私たち禅僧は、常に自然に学んでいます。蜜を求めて花々を飛び回る蝶の姿、池の底に映った月の光、山奥の鳥の声や険しい岩山に根を下ろす松の姿。そうしたものに、仏教の教えの答えを見ています。

私たち、臨済宗の修行は坐禅と作務が両輪です。作務とは、自然の中で掃除をしたり、木々の手入れをしたり、野菜を育てたりする作業のことです。作務を通して自然に触れることで、ただ坐っていても気づかない真理が見えてくることがあります。また、自然の中で無我夢中で働いていると気づかないけど、その後静かに坐っていると、ふと気づくこともあります。

どちらが欠けても、悟りに至る道は険しくなります。

テントサウナを川原ですることは、実は大変な苦労を伴います。河川法のため川原にテントを張ったままにすることができません。2日続けて体験の予約が入っていたとしても毎日テントを畳まなければいけません。

そして天候に左右されやすく、雨が強い場合、風が強い場合、晴れていても川が増水している場合は体験を行うことはできません。しかし、禅の思想をベースにした体験ですから、やはり自然を全身で感じることが、体験の一番重要なことですから、大変だからと言って、このスタイルを変える気はありません。

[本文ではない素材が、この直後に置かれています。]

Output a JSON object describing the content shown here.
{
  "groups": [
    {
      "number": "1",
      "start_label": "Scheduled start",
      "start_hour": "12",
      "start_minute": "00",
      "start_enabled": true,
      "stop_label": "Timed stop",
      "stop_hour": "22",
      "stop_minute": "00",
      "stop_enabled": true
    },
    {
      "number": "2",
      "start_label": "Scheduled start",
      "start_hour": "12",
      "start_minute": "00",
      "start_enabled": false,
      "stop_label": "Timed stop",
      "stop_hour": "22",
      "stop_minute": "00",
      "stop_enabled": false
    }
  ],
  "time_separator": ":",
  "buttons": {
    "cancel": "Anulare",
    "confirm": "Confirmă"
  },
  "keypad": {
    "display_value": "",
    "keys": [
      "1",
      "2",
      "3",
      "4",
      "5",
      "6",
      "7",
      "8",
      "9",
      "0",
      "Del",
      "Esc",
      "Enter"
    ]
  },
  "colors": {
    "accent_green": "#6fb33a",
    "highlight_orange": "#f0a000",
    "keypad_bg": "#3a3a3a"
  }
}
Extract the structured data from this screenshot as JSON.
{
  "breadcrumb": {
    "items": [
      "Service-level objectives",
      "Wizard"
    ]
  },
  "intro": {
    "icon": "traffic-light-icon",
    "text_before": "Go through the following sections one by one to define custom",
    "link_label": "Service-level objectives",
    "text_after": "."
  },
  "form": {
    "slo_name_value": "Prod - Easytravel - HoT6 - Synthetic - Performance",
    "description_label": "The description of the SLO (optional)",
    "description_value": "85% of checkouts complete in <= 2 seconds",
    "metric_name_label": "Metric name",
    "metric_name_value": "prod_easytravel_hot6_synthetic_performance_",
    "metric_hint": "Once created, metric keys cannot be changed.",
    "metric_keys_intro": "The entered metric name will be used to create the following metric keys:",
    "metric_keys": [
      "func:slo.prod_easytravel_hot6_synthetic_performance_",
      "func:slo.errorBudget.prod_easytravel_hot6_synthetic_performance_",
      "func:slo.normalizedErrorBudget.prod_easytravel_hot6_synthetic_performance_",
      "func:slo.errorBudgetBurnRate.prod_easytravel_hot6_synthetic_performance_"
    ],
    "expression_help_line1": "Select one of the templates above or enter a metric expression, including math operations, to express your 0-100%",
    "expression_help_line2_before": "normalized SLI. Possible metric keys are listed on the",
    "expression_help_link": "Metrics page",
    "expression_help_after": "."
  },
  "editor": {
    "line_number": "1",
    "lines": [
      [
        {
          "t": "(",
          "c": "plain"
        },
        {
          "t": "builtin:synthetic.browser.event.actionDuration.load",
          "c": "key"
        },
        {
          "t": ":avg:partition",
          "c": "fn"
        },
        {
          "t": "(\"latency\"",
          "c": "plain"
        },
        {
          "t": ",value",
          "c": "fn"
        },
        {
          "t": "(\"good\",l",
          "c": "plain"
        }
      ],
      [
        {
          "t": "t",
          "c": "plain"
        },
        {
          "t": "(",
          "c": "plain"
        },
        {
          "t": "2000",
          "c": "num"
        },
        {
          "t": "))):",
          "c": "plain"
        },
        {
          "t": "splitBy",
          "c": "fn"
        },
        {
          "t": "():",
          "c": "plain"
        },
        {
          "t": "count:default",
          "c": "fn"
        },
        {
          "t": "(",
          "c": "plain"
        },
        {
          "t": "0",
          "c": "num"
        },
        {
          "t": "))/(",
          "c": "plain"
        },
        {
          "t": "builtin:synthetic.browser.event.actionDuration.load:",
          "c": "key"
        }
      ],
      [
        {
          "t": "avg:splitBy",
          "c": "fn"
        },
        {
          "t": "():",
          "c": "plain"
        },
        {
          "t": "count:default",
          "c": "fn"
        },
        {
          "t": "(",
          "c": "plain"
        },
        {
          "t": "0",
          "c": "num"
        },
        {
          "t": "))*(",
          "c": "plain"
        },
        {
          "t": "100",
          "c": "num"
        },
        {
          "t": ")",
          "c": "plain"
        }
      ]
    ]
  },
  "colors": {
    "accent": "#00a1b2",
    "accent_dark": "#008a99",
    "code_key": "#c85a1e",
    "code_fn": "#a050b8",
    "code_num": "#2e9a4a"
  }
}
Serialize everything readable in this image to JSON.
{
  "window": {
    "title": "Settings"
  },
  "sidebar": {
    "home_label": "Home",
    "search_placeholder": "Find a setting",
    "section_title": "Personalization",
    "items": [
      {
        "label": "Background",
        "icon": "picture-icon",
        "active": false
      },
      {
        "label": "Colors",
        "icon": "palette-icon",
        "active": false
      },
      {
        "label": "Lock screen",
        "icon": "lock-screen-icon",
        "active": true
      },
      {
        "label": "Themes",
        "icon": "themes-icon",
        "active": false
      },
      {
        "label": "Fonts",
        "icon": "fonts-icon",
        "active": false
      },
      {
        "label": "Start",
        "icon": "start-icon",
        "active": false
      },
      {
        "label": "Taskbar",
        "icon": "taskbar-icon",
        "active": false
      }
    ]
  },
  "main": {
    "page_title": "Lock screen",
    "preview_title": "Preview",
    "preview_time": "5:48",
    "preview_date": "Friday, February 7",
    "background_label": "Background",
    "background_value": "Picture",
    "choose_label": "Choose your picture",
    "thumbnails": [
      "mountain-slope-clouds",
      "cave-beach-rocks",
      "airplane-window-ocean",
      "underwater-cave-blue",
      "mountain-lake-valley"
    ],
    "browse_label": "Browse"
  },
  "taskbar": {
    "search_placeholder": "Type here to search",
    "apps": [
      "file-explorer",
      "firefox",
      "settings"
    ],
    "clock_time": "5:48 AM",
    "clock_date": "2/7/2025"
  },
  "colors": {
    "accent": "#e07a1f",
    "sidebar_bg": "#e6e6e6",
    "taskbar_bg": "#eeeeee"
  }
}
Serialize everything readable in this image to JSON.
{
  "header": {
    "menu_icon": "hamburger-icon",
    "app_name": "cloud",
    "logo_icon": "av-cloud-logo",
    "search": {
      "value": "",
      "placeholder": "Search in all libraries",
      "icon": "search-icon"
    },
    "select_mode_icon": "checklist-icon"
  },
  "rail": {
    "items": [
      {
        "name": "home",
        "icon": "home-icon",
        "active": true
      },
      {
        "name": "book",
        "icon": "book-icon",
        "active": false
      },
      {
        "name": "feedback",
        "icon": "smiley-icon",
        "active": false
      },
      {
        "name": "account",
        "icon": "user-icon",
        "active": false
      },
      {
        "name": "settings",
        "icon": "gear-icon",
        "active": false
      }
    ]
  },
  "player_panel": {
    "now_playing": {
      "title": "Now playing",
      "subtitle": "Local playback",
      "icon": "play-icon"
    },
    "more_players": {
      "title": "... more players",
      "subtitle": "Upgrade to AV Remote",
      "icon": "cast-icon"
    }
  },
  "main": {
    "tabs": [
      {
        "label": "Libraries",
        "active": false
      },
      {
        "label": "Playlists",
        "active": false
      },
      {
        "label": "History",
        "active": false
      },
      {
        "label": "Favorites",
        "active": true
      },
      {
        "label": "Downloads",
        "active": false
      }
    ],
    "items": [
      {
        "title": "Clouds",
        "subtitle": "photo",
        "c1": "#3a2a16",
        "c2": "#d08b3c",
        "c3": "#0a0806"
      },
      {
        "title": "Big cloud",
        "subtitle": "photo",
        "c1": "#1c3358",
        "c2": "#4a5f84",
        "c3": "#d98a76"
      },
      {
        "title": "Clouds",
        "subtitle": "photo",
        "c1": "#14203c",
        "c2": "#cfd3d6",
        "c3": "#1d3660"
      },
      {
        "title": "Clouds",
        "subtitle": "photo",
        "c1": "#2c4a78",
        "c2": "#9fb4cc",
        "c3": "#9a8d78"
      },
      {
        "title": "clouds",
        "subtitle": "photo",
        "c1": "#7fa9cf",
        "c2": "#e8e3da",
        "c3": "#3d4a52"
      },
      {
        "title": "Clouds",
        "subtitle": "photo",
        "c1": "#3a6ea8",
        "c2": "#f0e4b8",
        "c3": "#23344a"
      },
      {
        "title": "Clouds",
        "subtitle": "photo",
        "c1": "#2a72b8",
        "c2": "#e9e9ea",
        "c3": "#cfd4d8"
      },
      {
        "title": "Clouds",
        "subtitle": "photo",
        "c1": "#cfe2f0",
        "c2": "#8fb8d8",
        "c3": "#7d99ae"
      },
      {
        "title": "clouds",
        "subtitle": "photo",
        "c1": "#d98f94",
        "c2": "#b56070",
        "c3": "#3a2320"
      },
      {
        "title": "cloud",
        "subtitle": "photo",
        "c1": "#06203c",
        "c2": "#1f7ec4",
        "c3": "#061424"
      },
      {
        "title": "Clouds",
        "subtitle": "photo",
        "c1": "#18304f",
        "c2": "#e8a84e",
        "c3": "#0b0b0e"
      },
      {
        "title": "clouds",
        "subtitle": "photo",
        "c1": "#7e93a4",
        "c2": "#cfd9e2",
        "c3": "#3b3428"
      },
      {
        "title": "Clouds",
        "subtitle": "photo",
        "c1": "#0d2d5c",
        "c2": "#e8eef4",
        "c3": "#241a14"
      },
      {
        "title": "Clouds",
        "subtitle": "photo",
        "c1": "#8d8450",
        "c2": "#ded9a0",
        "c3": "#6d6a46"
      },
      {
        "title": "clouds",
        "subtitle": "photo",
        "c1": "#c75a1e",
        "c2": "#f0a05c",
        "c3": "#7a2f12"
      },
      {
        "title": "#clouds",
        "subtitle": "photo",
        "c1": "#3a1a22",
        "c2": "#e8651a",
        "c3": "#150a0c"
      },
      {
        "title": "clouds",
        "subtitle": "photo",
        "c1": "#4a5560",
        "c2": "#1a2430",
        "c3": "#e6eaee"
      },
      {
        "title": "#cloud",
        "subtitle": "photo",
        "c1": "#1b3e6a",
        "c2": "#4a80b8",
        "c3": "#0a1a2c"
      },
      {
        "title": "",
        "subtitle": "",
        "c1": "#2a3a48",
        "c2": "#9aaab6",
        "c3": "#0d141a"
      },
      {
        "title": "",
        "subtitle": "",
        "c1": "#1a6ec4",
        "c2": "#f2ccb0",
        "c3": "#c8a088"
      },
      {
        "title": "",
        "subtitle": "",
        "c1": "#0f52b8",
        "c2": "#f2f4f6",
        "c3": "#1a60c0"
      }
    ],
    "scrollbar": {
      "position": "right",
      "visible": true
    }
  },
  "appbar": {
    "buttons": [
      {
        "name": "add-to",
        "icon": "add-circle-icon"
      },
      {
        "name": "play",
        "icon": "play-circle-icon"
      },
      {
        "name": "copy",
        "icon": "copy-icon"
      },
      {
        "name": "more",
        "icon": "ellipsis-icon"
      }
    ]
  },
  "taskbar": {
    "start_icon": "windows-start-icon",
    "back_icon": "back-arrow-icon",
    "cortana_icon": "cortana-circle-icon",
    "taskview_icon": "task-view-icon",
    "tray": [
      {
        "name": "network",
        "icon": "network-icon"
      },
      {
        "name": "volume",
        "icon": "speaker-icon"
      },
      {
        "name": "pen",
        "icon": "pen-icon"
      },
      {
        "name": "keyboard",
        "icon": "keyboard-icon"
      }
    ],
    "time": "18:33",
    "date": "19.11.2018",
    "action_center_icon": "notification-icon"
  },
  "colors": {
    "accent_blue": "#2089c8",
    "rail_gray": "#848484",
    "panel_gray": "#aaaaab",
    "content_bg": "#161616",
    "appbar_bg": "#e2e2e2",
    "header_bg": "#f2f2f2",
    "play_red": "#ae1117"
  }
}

日々変わる川の水温や流れ、鳥の声や雲の流れ、川を泳ぐ魚の姿に癒やされて欲しいですし、日々の生活の中で気づくことの出来なかった大切なことに気づいて欲しいです。キャンプで大泰寺に遊びに来た子ども達は、川にいる魚を見て「あ、魚がいる!」と歓声を上げます。なんと単純なことで喜んでくれるのかと、うれしくなります。その童心、私たちも持っていたはずです。大事なこと思い出しましょう。